Experte schätzt soziale Netzwerke oder die Teilnahme an Preisausschreiben kritischer ein als Google Street View

Von Christine Breuer Oberndorf. Ein Aufschrei ging durchs Land und die Aufregung hat sich noch nicht gelegt: Google will mit seinem Internet-Bilderdienst Street View jedem die Möglichkeit geben, sich Straßenzüge oder auch Häuser im Internet anzuschauen. Neu ist das allerdings nicht.Wer ein bisschen recherchiert, findet bald schon andere Bilderdienste, die genau das anbieten. So zum Beispiel www.sightwalk.com, www. bing.de, und auch www.berlin-street-view.de, wo man auf 127 unzensierten Videos Menschen, Autos und Häuser beobachten kann.

Sightwalk hat bislang zwar nur 4 große deutsche Städte im Netz. Die Straßenzüge sind dafür in Augenhöhe fotografiert und im 360-Grad-Modus zu betrachten. Hausnummern wurden entfernt, sind aber – wenn man ein Haus anklickt – in der unteren Leiste abzulesen. Auch Gesichter und Autokennzeichen wurden verfremdet. Wie Sightwalk in den Datenschutzbestimmungen versichert, werden keine Daten des Users gesammelt und weitergegeben. Lediglich Benutzername und E-Mailadresse werden gespeichert.

Bei bing.de, einem Programm von Microsoft, werden alle deutschen Städte bis 50 000 Einwohner, insgesamt sind das 183, aus der Vogelperspektive angezeigt. Dafür sind aber auch Einsichten in Gärten und Hinterhöfe recht deutlich zu erkennen. "Die Bilder sind aus einer Höhe von 5000 Metern aufgenommen", erklärt Pressesprecherin Miriam Köp auf Nachfrage unserer Zeitung. Gesichter seien nicht zu erkennen, womit es auch keine Verletzung der Persönlichkeitsrechte gebe. Außerdem müssen sich User bei der Suchmaschine nicht anmelden. Datenschützer sehen bei Google hauptsächlich die Gefahr des Datenmissbrauchs und raten zum Widerspruch gegen die Abbildung des eigenen Hauses. Doch gerade da sieht Evelyn Keßler von der Verbaucherzentrale ein Pro-blem. Hier ließen sich Rückschlüsse auf Vermögensverhältnisse ziehen, wenn ein Immobilienbesitzer gleich mehrere Häuser unkenntlich machen ließe. Diese Erkenntnisse wiederum könnten von Google an Firmen verkauft werden, die diesem Hausbesitzer gezielte Werbung zukommen lassen könnten. "Man weiß nicht, was Google mit den persönlichen Daten macht", sagt auch Jörg Klingbeil Datenschutzexperte im Innenministerium in Stuttgart.

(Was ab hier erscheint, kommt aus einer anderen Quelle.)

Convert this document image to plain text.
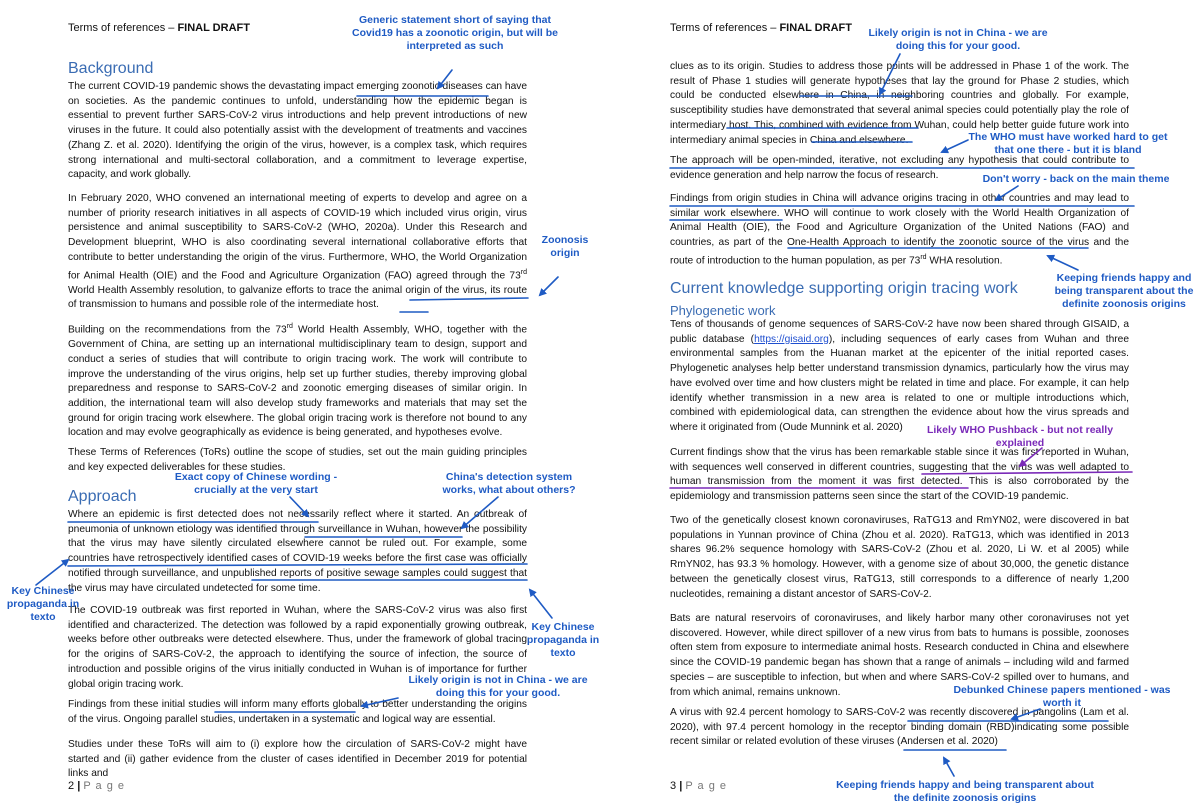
Terms of references – FINAL DRAFT
Background

The current COVID-19 pandemic shows the devastating impact emerging zoonotic diseases can have on societies. As the pandemic continues to unfold, understanding how the epidemic began is essential to prevent further SARS-CoV-2 virus introductions and help prevent introductions of new viruses in the future. It could also potentially assist with the development of treatments and vaccines (Zhang Z. et al. 2020). Identifying the origin of the virus, however, is a complex task, which requires strong international and multi-sectoral collaboration, and a commitment to leverage expertise, capacity, and work globally.

In February 2020, WHO convened an international meeting of experts to develop and agree on a number of priority research initiatives in all aspects of COVID-19 which included virus origin, virus persistence and animal susceptibility to SARS-CoV-2 (WHO, 2020a). Under this Research and Development blueprint, WHO is also coordinating several international collaborative efforts that contribute to better understanding the origin of the virus. Furthermore, WHO, the World Organization for Animal Health (OIE) and the Food and Agriculture Organization (FAO) agreed through the 73rd World Health Assembly resolution, to galvanize efforts to trace the animal origin of the virus, its route of transmission to humans and possible role of the intermediate host.

Building on the recommendations from the 73rd World Health Assembly, WHO, together with the Government of China, are setting up an international multidisciplinary team to design, support and conduct a series of studies that will contribute to origin tracing work. The work will contribute to improve the understanding of the virus origins, help set up further studies, thereby improving global preparedness and response to SARS-CoV-2 and zoonotic emerging diseases of similar origin. In addition, the international team will also develop study frameworks and materials that may set the ground for origin tracing work elsewhere. The global origin tracing work is therefore not bound to any location and may evolve geographically as evidence is being generated, and hypotheses evolve.

These Terms of References (ToRs) outline the scope of studies, set out the main guiding principles and key expected deliverables for these studies.

Approach

Where an epidemic is first detected does not necessarily reflect where it started. An outbreak of pneumonia of unknown etiology was identified through surveillance in Wuhan, however the possibility that the virus may have silently circulated elsewhere cannot be ruled out. For example, some countries have retrospectively identified cases of COVID-19 weeks before the first case was officially notified through surveillance, and unpublished reports of positive sewage samples could suggest that the virus may have circulated undetected for some time.

The COVID-19 outbreak was first reported in Wuhan, where the SARS-CoV-2 virus was also first identified and characterized. The detection was followed by a rapid exponentially growing outbreak, weeks before other outbreaks were detected elsewhere. Thus, under the framework of global tracing for the origins of SARS-CoV-2, the approach to identifying the source of infection, the source of introduction and possible origins of the virus initially conducted in Wuhan is of importance for further global origin tracing work.

Findings from these initial studies will inform many efforts globally to better understanding the origins of the virus. Ongoing parallel studies, undertaken in a systematic and logical way are essential.

Studies under these ToRs will aim to (i) explore how the circulation of SARS-CoV-2 might have started and (ii) gather evidence from the cluster of cases identified in December 2019 for potential links and

2 | P a g e
Terms of references – FINAL DRAFT

clues as to its origin. Studies to address those points will be addressed in Phase 1 of the work. The result of Phase 1 studies will generate hypotheses that lay the ground for Phase 2 studies, which could be conducted elsewhere in China, in neighboring countries and globally. For example, susceptibility studies have demonstrated that several animal species could potentially play the role of intermediary host. This, combined with evidence from Wuhan, could help better guide future work into intermediary animal species in China and elsewhere.

The approach will be open-minded, iterative, not excluding any hypothesis that could contribute to evidence generation and help narrow the focus of research.

Findings from origin studies in China will advance origins tracing in other countries and may lead to similar work elsewhere. WHO will continue to work closely with the World Health Organization of Animal Health (OIE), the Food and Agriculture Organization of the United Nations (FAO) and countries, as part of the One-Health Approach to identify the zoonotic source of the virus and the route of introduction to the human population, as per 73rd WHA resolution.

Current knowledge supporting origin tracing work
Phylogenetic work

Tens of thousands of genome sequences of SARS-CoV-2 have now been shared through GISAID, a public database (https://gisaid.org), including sequences of early cases from Wuhan and three environmental samples from the Huanan market at the epicenter of the initial reported cases. Phylogenetic analyses help better understand transmission dynamics, particularly how the virus may have evolved over time and how clusters might be related in time and place. For example, it can help identify whether transmission in a new area is related to one or multiple introductions which, combined with epidemiological data, can strengthen the evidence about how the virus spreads and where it originated from (Oude Munnink et al. 2020)

Current findings show that the virus has been remarkable stable since it was first reported in Wuhan, with sequences well conserved in different countries, suggesting that the virus was well adapted to human transmission from the moment it was first detected. This is also corroborated by the epidemiology and transmission patterns seen since the start of the COVID-19 pandemic.

Two of the genetically closest known coronaviruses, RaTG13 and RmYN02, were discovered in bat populations in Yunnan province of China (Zhou et al. 2020). RaTG13, which was identified in 2013 shares 96.2% sequence homology with SARS-CoV-2 (Zhou et al. 2020, Li W. et al 2005) while RmYN02, has 93.3 % homology. However, with a genome size of about 30,000, the genetic distance between the genetically closest virus, RaTG13, still corresponds to a difference of nearly 1,200 nucleotides, remaining a distant ancestor of SARS-CoV-2.

Bats are natural reservoirs of coronaviruses, and likely harbor many other coronaviruses not yet discovered. However, while direct spillover of a new virus from bats to humans is possible, zoonoses often stem from exposure to intermediate animal hosts. Research conducted in China and elsewhere since the COVID-19 pandemic began has shown that a range of animals – including wild and farmed species – are susceptible to infection, but when and where SARS-CoV-2 spilled over to humans, and from which animal, remains unknown.

A virus with 92.4 percent homology to SARS-CoV-2 was recently discovered in pangolins (Lam et al. 2020), with 97.4 percent homology in the receptor binding domain (RBD)indicating some possible recent similar or related evolution of these viruses (Andersen et al. 2020)

3 | P a g e
Generic statement short of saying that Covid19 has a zoonotic origin, but will be interpreted as such
Zoonosis origin
Exact copy of Chinese wording - crucially at the very start
China's detection system works, what about others?
Key Chinese propaganda in texto
Key Chinese propaganda in texto
Likely origin is not in China - we are doing this for your good.
Likely origin is not in China - we are doing this for your good.
The WHO must have worked hard to get that one there - but it is bland
Don't worry - back on the main theme
Keeping friends happy and being transparent about the definite zoonosis origins
Likely WHO Pushback - but not really explained
Debunked Chinese papers mentioned - was worth it
Keeping friends happy and being transparent about the definite zoonosis origins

Viel kritischer als Google Street View sieht Malte Dedden, Rechtsanwalt mit Schwerpunkt Internetrecht aus Kehl am Rhein, die sozialen Netzwerke. Bei Angst vor Datenmissbrauch sollte man als Erstes überlegen, welche Daten man bei Facebook oder Twitter preisgibt. Auch Preisausschreiben oder Payback seien wahre Goldgruben für Datensammler. Die in Internetbilderdiensten gezeigten Straßenzüge seien Infos, die jeder Passant sammeln könne. "Da müsste auch verboten werden, in Straßen zu fotografieren", stellt er klar. Dann dürfte es aber auch keine Postkarten und Reiseführer geben. "Wenn ein Haus verpixelt dargestellt wird, ist das für Einbrecher doch erst recht reizvoll."

"Ich habe den Eindruck, dass nicht alle verstanden haben, dass die Aufnahmen keine Echtzeitbilder sind", führt Dedden weiter aus. Ein Polizeigewerkschafter habe in der Frankfurter Allgemeinen Sonntagszeitung geäußert, die Polizei könne Street View für virtuelle Streifenfahrten nutzen. "Die Straßenzüge sind ein Mal fotografiert worden. Dann stehen die erst einmal im Netz, ohne aktualisiert zu werden," macht er deutlich.

Ein weiterer Fall seien 4 Rentner aus Düsseldorf. Sie hatten sich in der Rheinischen Post vor ihren Häusern, die sie durch einen Widerspruch verpixeln lassen wollen, ablichten lassen. "Viel problematischer sind Webcams und Videokameras, die öffentliche Plätze und Straßenzüge im Blick haben, und auf denen Personen unverpixelt zu erkennen sind", ist sich der Anwalt sicher.